RegEx Function: Title Case - Page 2

kovidgoyal · 12-30-2014, 08:55 PM

The way those functions work is that they uppercase the contents of any groups in the find expression. You have specified a group that matches H1. You need to specify a group that matches the actual content, like this.

<[Hh][1-6]>(.+?)</[Hh][1-6]>

If you want a case changing function that ignores text in tag definitions in the matched text, then you will need to write one for yourself. The builtin functions wont do that, because, they are for general purpose use, not specifically for changing text between tags.

phossler · 12-31-2014, 10:29 AM

Thanks for your patience and the explanations

Quote:

You need to specify a group that matches the actual content, like this.

Thanks - I'm a little smarter about RegEx now.

Using your Find works exactly as advertised and it correctly finds and highlights the Hx tags.

Quote:

The built in functions won't do that, because, they are for general purpose use, not specifically for changing text between tags.

Understand, but it still seems (to me at least) that there is a possible side effect of the built in TitleCase function

1. It replaces tag markers ('<' and '>') with what is treated like normal text
2. It does not TitleCase the text that it does find

Quote:

'''Title-case matched text. If the regular expression contains groups,
only the text in the groups will be changed, otherwise the entire text is
changed.'''

So I assume that

<[Hh][1-6]>(.+?)</[Hh][1-6]>

would make the \1 group for the Replace just the red text in the Before below?

Before:

Code:

  <h1>TEST1 TEST1 TEST1 TEST1 TEST1 </h1>
  <p>NOW IS THE TIME and this should remain mixed case</p>
  <h1>TEST2 TEST2 TEST2 <br/><br/>TEST3 TEST3 </h1>
  <p>NOW IS THE TIME and this should remain mixed case</p>
  <h1>TEST4 <i>TEST4 TEST4 TEST4</i> TEST4 </h1>

After:

Code:

 <h1>Test1 Test1 Test1 Test1 Test1 </h1>
  <p>NOW IS THE TIME and this should remain mixed case</p>
  <h1>TEST2 TEST2 TEST2 &lt;br/&gt;&lt;br/&gt;TEST3 TEST3 </h1>
  <p>NOW IS THE TIME and this should remain mixed case</p>
  <h1>TEST4 &lt;i&gt;TEST4 TEST4 TEST4&lt;/i&gt; TEST4 </h1>

1. So the simplest case (first H1) works correctly

2. I don't understand why the same logic isn't applied to the second and third so that all text between the Hx's is made title case, as well as why the replacement of < and > with entities which end up being treated like normal text

kovidgoyal · 12-31-2014, 10:45 AM

The logic is simple:

*Everything* that matches the expression inside the brackets is made upper case. Furthermore, the function treats all that text as plain text, not a mix of HTML and plain text. That means that because the output of the function is being put into an HTML file < and > get replaced by entities.

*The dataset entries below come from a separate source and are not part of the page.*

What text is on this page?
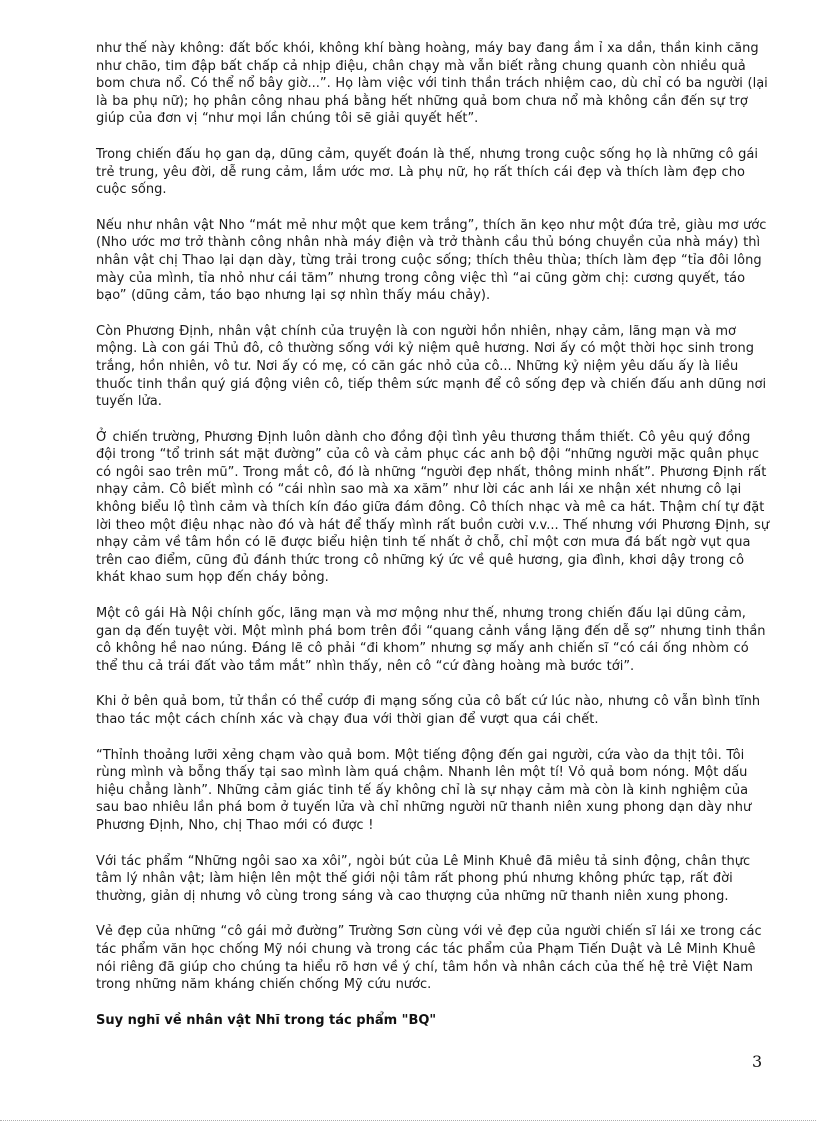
như thế này không: đất bốc khói, không khí bàng hoàng, máy bay đang ầm ỉ xa dần, thần kinh căng như chão, tim đập bất chấp cả nhịp điệu, chân chạy mà vẫn biết rằng chung quanh còn nhiều quả bom chưa nổ. Có thể nổ bây giờ...”. Họ làm việc với tinh thần trách nhiệm cao, dù chỉ có ba người (lại là ba phụ nữ); họ phân công nhau phá bằng hết những quả bom chưa nổ mà không cần đến sự trợ giúp của đơn vị “như mọi lần chúng tôi sẽ giải quyết hết”.

Trong chiến đấu họ gan dạ, dũng cảm, quyết đoán là thế, nhưng trong cuộc sống họ là những cô gái trẻ trung, yêu đời, dễ rung cảm, lắm ước mơ. Là phụ nữ, họ rất thích cái đẹp và thích làm đẹp cho cuộc sống.

Nếu như nhân vật Nho “mát mẻ như một que kem trắng”, thích ăn kẹo như một đứa trẻ, giàu mơ ước (Nho ước mơ trở thành công nhân nhà máy điện và trở thành cầu thủ bóng chuyền của nhà máy) thì nhân vật chị Thao lại dạn dày, từng trải trong cuộc sống; thích thêu thùa; thích làm đẹp “tỉa đôi lông mày của mình, tỉa nhỏ như cái tăm” nhưng trong công việc thì “ai cũng gờm chị: cương quyết, táo bạo” (dũng cảm, táo bạo nhưng lại sợ nhìn thấy máu chảy).

Còn Phương Định, nhân vật chính của truyện là con người hồn nhiên, nhạy cảm, lãng mạn và mơ mộng. Là con gái Thủ đô, cô thường sống với kỷ niệm quê hương. Nơi ấy có một thời học sinh trong trắng, hồn nhiên, vô tư. Nơi ấy có mẹ, có căn gác nhỏ của cô... Những kỷ niệm yêu dấu ấy là liều thuốc tinh thần quý giá động viên cô, tiếp thêm sức mạnh để cô sống đẹp và chiến đấu anh dũng nơi tuyến lửa.

Ở chiến trường, Phương Định luôn dành cho đồng đội tình yêu thương thắm thiết. Cô yêu quý đồng đội trong “tổ trinh sát mặt đường” của cô và cảm phục các anh bộ đội “những người mặc quân phục có ngôi sao trên mũ”. Trong mắt cô, đó là những “người đẹp nhất, thông minh nhất”. Phương Định rất nhạy cảm. Cô biết mình có “cái nhìn sao mà xa xăm” như lời các anh lái xe nhận xét nhưng cô lại không biểu lộ tình cảm và thích kín đáo giữa đám đông. Cô thích nhạc và mê ca hát. Thậm chí tự đặt lời theo một điệu nhạc nào đó và hát để thấy mình rất buồn cười v.v... Thế nhưng với Phương Định, sự nhạy cảm về tâm hồn có lẽ được biểu hiện tinh tế nhất ở chỗ, chỉ một cơn mưa đá bất ngờ vụt qua trên cao điểm, cũng đủ đánh thức trong cô những ký ức về quê hương, gia đình, khơi dậy trong cô khát khao sum họp đến cháy bỏng.

Một cô gái Hà Nội chính gốc, lãng mạn và mơ mộng như thế, nhưng trong chiến đấu lại dũng cảm, gan dạ đến tuyệt vời. Một mình phá bom trên đồi “quang cảnh vắng lặng đến dễ sợ” nhưng tinh thần cô không hề nao núng. Đáng lẽ cô phải “đi khom” nhưng sợ mấy anh chiến sĩ “có cái ống nhòm có thể thu cả trái đất vào tầm mắt” nhìn thấy, nên cô “cứ đàng hoàng mà bước tới”.

Khi ở bên quả bom, tử thần có thể cướp đi mạng sống của cô bất cứ lúc nào, nhưng cô vẫn bình tĩnh thao tác một cách chính xác và chạy đua với thời gian để vượt qua cái chết.

“Thỉnh thoảng lưỡi xẻng chạm vào quả bom. Một tiếng động đến gai người, cứa vào da thịt tôi. Tôi rùng mình và bỗng thấy tại sao mình làm quá chậm. Nhanh lên một tí! Vỏ quả bom nóng. Một dấu hiệu chẳng lành”. Những cảm giác tinh tế ấy không chỉ là sự nhạy cảm mà còn là kinh nghiệm của sau bao nhiêu lần phá bom ở tuyến lửa và chỉ những người nữ thanh niên xung phong dạn dày như Phương Định, Nho, chị Thao mới có được !

Với tác phẩm “Những ngôi sao xa xôi”, ngòi bút của Lê Minh Khuê đã miêu tả sinh động, chân thực tâm lý nhân vật; làm hiện lên một thế giới nội tâm rất phong phú nhưng không phức tạp, rất đời thường, giản dị nhưng vô cùng trong sáng và cao thượng của những nữ thanh niên xung phong.

Vẻ đẹp của những “cô gái mở đường” Trường Sơn cùng với vẻ đẹp của người chiến sĩ lái xe trong các tác phẩm văn học chống Mỹ nói chung và trong các tác phẩm của Phạm Tiến Duật và Lê Minh Khuê nói riêng đã giúp cho chúng ta hiểu rõ hơn về ý chí, tâm hồn và nhân cách của thế hệ trẻ Việt Nam trong những năm kháng chiến chống Mỹ cứu nước.

Suy nghĩ về nhân vật Nhĩ trong tác phẩm "BQ"

3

Or in other words, that function is not designed to be used in the way you are trying to use it.

You need to come up with a function that understands that it could be operating on a mixture of HTML tags and plain text and so restricts itself to only the plain text parts.

kovidgoyal · 12-31-2014, 10:46 AM

I have created a builtin function for you that does that, in the next release.

https://github.com/kovidgoyal/calibr...151ff7a9946577

jbacelar · 12-31-2014, 11:10 AM

Paul,
What it seeks this expression: <[Hh] [1-6]>(.+?)</ [Hh] [1-6]>, is:
<one h (or H) followed by a number (1 to 6)>anything</ another h followed by another number>

Here:
<h followed by one number> anything </ br or </i

br or i is not one h followed by a number.

I recommend that if you want to use regex, visit this website:
http://www.regular-expressions.info/tutorial.html

phossler · 12-31-2014, 03:19 PM

@kovid -- THANKS!!!! I can see I'll have to learn at least a little python

I was confused by the apparent different treatment of the TitleCase function between the first (simplest) sentence "Where It Worked Just Fine" and the second and third where IT LEFT EVERYTHING IN UPPER CASE

@jbacelar -- The Find Kovid gave me seems to work fine. It would select all this H1 text, including the <h1> and </h1> ...

<h1>TEST2 TEST2 TEST2 <br/><br/>TEST3 TEST3 </h1>

After the Replace

<h1>TEST2 TEST2 TEST2 <br/><br/>TEST3 TEST3 </h1>

What was confusing me was that the text was not in title case. I understand the replaced entities now

I believe that Kovid's new built-in function is the only way to handle these types of cases

Ted Friesen · 06-26-2020, 02:04 PM

I'm also having trouble with the "Title-case text (ignore tags)" built-in function. I've wrapped all the UPPER case text that I want to convert to Title case in <h2> tags and am using the search parameter "(?s)<h\d>(.+?)</h\d>".
Applying "Replace-all" results in a deletion of all H tags and the intervening text. No conversion just deletion.
Editing the built-in function, this is what I see:
def replace(match, number, file_name, metadata, dictionaries, data, functions, *args, **kwargs):
return ''
Shouldn't there be more to it?

kovidgoyal · 06-26-2020, 10:57 PM

https://manual.calibre-ebook.com/fun...n-the-document

phossler · 06-27-2020, 08:22 PM

@Ted - Your PM

I actually run two steps: one to upper case headings, and then a second to title case them

These are my saved searches and this is the function listing for 'Title case text - Ignore tags'

Code:

from calibre.utils.titlecase import titlecase
from calibre.ebooks.oeb.polish.utils import apply_func_to_html_text

def replace(match, number, file_name, metadata, dictionaries, data, functions, *args, **kwargs):
    '''Title-case matched text, ignoring the text inside tag definitions.'''
    return apply_func_to_html_text(match, titlecase)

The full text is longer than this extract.